Investissement : trois risques sous-estimés par les investisseurs

Par La rédaction | 27 June 2024 | Last updated on 26 June 2024
4 min read
Une main montrant trois doigts.
bloodua / iStock

Actuellement, trois risques majeurs semblent être largement sous-estimés par la communauté des investisseurs. Cela induit des risques qui pourraient perturber de nombreux portefeuilles dans les douze mois à venir, estime le gestionnaire de portefeuille Martin Pelletier.

Dans une chronique publiée dans le Financial Post, le co-fondateur de TriVest Wealth Counsel, une société de gestion privée et institutionnelle basée à Calgary, rappelle aux investisseurs que la vigilance est de mise et qu’il n’est jamais trop tard pour ajuster son portefeuille quand la croissance ralentit.

LE RISQUE POLITIQUE

Selon Martin Pelletier, certaines politiques du gouvernement de Justin Trudeau entraînent un risque pour les investisseurs. Au lieu de s’attaquer aux problèmes urgents comme la crise de l’accessibilité financière et la détérioration de l’économie, le gouvernement prend des mesures qui semblent aggraver la situation, soutient le gestionnaire de portefeuille.

Cette gestion a entraîné une chute significative de l’investissement direct étranger, avec une baisse de 3,4 milliards de dollars (G$) rien que dans les trois premiers mois de cette année, selon les données publiées par Statistique Canada en mai.

Les modifications apportées à l’impôt sur les gains en capitaux dans le récent budget fédéral affecteront près de 20 % des Canadiens dans la prochaine décennie, estiment six grands groupes d’entreprises. Cette décision a entraîné un bond des investissements directs canadiens à l’étranger à 32,6 G$ au premier trimestre, souligne Martin Pelletier.

Quant au dollar canadien, il continue de souffrir d’un environnement économique en contraction. Le gestionnaire de portefeuille est d’avis qu’avec l’écart qui se creuse avec le dollar américain, le Canada n’aura d’autres choix que de réduire rapidement les taux d’intérêt, ce qui n’augure « rien de bon pour le huard ».

Face à ce constat, TriVest a augmenté ses actifs libellés en dollars américains en plus de les surpondérer.

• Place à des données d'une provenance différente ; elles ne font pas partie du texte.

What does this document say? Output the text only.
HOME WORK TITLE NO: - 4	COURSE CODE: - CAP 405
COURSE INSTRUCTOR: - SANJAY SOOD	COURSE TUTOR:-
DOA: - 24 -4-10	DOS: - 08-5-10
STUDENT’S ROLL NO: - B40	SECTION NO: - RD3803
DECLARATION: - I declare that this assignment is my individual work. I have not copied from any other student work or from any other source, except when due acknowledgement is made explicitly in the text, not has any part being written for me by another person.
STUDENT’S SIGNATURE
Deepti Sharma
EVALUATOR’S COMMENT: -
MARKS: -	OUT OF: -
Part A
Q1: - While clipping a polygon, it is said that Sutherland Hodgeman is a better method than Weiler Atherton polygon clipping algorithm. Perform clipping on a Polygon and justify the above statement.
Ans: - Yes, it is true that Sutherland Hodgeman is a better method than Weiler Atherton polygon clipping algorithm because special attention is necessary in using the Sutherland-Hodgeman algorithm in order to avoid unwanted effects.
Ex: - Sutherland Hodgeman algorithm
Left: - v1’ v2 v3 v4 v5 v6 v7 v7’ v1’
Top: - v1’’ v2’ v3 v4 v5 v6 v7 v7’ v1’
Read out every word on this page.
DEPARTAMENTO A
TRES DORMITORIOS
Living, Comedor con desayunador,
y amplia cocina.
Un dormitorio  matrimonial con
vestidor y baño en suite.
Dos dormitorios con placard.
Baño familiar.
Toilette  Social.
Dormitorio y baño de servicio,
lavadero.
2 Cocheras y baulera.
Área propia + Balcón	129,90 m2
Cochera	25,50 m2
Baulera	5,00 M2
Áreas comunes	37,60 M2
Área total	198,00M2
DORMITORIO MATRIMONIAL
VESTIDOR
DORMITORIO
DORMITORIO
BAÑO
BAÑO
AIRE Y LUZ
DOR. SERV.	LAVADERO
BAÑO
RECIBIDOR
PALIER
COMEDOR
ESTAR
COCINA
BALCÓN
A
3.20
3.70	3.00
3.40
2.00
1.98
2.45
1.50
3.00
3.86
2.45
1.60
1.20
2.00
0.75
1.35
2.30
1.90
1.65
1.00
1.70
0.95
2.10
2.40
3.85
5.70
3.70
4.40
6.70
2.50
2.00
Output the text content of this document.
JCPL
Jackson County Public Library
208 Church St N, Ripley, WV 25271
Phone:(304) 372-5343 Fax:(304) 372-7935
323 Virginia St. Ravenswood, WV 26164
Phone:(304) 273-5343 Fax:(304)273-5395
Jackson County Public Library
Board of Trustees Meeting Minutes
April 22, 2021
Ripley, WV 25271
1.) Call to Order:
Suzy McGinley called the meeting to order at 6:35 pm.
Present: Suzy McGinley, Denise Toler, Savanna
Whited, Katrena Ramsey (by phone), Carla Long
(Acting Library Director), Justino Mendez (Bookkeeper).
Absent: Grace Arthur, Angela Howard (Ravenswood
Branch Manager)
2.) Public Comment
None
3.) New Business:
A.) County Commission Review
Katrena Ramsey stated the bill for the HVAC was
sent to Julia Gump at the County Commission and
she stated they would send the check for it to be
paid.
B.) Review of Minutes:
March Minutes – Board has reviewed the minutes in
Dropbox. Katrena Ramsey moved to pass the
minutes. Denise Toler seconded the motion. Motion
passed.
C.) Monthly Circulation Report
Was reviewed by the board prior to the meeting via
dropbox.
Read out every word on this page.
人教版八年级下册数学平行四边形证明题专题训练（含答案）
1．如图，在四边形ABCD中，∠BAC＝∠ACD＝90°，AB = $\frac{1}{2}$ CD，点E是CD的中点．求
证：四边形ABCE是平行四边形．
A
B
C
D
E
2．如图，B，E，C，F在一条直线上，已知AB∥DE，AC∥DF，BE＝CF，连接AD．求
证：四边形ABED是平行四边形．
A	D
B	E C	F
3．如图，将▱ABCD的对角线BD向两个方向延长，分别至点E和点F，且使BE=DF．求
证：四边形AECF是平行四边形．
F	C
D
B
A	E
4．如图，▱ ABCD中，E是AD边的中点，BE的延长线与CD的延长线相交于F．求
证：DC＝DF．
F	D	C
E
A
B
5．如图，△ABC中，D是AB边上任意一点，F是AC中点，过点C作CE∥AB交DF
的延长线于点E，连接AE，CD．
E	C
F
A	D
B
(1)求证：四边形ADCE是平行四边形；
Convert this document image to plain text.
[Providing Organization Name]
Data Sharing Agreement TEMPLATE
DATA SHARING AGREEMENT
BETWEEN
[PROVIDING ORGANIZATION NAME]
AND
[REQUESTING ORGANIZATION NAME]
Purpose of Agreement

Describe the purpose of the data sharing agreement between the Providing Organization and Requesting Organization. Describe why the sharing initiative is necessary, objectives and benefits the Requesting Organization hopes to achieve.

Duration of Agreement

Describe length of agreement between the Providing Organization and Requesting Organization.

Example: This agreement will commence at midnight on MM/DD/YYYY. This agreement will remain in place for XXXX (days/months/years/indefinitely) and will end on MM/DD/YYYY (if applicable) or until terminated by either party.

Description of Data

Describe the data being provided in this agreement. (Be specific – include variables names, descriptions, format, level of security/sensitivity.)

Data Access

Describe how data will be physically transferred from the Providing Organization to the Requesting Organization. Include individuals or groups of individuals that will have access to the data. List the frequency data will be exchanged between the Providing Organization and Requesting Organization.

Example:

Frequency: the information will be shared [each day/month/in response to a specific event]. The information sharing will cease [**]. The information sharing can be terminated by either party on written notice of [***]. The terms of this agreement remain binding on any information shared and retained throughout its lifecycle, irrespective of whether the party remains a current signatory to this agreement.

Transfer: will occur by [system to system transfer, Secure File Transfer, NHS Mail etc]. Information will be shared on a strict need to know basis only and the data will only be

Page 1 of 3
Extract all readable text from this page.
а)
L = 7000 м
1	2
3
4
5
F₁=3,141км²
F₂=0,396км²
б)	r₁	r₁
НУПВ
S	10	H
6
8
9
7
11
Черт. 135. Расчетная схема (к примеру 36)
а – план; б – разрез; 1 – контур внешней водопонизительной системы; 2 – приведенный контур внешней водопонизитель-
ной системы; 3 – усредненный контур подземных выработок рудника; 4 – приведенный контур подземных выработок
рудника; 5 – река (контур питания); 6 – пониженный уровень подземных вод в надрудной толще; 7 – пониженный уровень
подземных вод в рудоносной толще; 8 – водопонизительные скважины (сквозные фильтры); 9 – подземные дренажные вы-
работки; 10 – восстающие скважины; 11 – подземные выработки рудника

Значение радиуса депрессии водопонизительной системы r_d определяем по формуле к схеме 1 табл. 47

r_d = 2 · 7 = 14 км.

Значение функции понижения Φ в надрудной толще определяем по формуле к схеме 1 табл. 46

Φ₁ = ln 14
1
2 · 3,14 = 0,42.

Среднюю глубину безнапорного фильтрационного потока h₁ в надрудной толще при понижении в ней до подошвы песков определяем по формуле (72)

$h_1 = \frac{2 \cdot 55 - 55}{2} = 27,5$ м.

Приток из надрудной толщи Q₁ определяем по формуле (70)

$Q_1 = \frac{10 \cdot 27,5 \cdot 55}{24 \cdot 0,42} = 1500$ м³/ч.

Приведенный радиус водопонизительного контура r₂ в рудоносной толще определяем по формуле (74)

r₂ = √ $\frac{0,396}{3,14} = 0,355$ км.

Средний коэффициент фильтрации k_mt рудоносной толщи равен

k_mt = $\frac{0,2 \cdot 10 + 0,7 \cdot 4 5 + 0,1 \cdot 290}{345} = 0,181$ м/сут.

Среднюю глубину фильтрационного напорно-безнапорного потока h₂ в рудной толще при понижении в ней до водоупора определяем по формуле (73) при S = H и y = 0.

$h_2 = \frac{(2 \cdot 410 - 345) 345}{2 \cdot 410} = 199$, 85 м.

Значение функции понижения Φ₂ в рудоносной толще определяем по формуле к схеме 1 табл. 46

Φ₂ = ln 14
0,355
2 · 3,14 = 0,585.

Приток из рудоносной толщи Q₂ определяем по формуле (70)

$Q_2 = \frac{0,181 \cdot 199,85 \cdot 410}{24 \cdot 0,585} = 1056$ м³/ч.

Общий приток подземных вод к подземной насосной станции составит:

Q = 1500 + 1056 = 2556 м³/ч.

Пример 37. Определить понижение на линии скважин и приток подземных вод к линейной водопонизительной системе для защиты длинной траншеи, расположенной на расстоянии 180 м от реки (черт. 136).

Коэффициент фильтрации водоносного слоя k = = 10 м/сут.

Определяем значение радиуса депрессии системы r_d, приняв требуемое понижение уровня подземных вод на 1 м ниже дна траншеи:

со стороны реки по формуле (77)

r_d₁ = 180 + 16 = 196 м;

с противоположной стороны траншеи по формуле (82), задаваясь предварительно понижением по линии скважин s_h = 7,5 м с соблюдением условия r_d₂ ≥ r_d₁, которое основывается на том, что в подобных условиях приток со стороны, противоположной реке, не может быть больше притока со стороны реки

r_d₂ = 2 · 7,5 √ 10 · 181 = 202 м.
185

LE RISQUE DE SURABONDANCE D’OBLIGATIONS

Ces dernières années, les investisseurs se sont tournés vers les obligations, attirés par la perspective de bénéficier de la baisse des taux d’intérêt. Depuis février 2023, les obligations d’État européennes et globales ont vu une augmentation massive de leurs entrées, atteignant récemment 17,8 G$.

Cependant, cette stratégie pourrait s’avérer être un piège classique de la valeur, prévient Martin Pelletier. La plupart des gains dans un portefeuille diversifié entre actions et obligations ont été réalisés par les actions, les obligations ne contribuant que modestement.

Il anticipe que les taux d’intérêt baisseront plus rapidement à l’extérieur des États-Unis, en particulier au Canada et dans l’Union européenne. Ces régions, faute d’une monnaie de réserve mondiale, doivent ajuster plus agressivement leur politique monétaire pour gérer leurs déficits. Cela pourrait poser un risque pour les investisseurs, puisque les rendements des obligations pourraient ne pas être aussi attrayants.

Par ailleurs, aux États-Unis, malgré la baisse générale des taux, la forte émission de titres du Trésor et l’inflation pourraient maintenir les taux à un niveau relativement élevé, ce qui affecterait négativement les détenteurs d’obligations à long terme. Une situation qui crée un risque de duration, où la valeur de l’obligation est sensible aux changements de taux d’intérêt, explique Martin Pelletier.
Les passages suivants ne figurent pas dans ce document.